Before having children, I committed to staying home with them during the early years for the simple reason that I never wanted to miss a moment. I wanted to sail through early parenthood with no regrets. Yet here was cancer, the uninvited guest who had shown up to spoil the party. While I spent a week recovering in the hospital on my mini-vacation of heavy narcotics and no responsilities, that little nursling I left behind started to walk. When I finally got home, all my attempts at pumping in the hospital were futile when I found he had no interest in what I had to offer any more.
I should have seen it as a sign for things to come, as cancer would happily move in and continue to interrupt motherhood as I knew it – or rather as I had hoped it would always be.
It has been almost five years since I started this journey, and my kids have grown and adjusted to a life that’s just a little bit different. My now 8-year-old knows terms and has witnessed procedures that surpass most adults. He has been to more chemo infusions than many going through chemo themselves. He has stood beside friends who have been left fatherless because of this disease. People can look down their noses and sneer at the exposure he has had to such a grown up world, but it’s easy to forget that this is a disease that can’t be boxed up and kept behind closed doors.
My kids often tag along to the oncology building because I often don’t have a choice, or because it’s just simply easier to bring them. So many times I have to tell them mommy is too tired or mommy is too sick to help them enjoy the carefree days of childhood, and they take it in stride.

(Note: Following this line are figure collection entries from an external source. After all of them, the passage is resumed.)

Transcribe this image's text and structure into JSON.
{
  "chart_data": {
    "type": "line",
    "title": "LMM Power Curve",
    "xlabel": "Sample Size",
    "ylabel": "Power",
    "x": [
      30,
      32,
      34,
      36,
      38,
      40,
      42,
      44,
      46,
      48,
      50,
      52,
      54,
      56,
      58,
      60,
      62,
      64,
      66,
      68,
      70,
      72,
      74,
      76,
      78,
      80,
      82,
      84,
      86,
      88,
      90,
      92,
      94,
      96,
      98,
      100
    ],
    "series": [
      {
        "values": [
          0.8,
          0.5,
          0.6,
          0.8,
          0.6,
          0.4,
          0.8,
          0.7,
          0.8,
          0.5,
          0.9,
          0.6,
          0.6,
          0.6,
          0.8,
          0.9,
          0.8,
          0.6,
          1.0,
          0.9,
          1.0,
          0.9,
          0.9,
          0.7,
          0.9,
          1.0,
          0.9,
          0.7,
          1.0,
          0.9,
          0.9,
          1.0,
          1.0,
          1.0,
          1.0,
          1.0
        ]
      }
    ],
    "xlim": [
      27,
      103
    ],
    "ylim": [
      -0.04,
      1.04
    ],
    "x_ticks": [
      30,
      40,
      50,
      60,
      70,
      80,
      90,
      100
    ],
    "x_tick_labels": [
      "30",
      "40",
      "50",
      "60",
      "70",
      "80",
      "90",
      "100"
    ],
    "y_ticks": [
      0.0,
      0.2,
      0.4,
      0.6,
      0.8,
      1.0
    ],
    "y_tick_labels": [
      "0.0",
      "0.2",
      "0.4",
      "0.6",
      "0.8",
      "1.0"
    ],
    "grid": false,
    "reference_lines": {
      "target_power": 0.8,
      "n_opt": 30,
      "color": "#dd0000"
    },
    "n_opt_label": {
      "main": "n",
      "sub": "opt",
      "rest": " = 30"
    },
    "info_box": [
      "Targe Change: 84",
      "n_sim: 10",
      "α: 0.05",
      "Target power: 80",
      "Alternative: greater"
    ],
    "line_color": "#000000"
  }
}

They have gotten into the rhythm of my bi-monthly chemotherapy treatments, knowing that it can often disrupt their own plans and expectations. They can walk into an infusion room without staring at the funny equipment, the bald heads, or the rows of recliners. In a world that is so dominated by older adults, I like to think of my kids as human therapy dogs. Their sweet smiles and pleasant dispositions helping to brighten up a place so that is so often filled with darkness.
Cancer truly is a family disease, interrupting the life of every member who lives around it. This has ultimately led to a shift in our priorities as we journey on. I count myself lucky in that I can’t change the cards I’ve been dealt, but I can appreciate the perspective with which it has gifted me. I remind myself daily to find the moments of gratefulness, because I know that even when I can’t get off the couch, I’m still here to love my kids.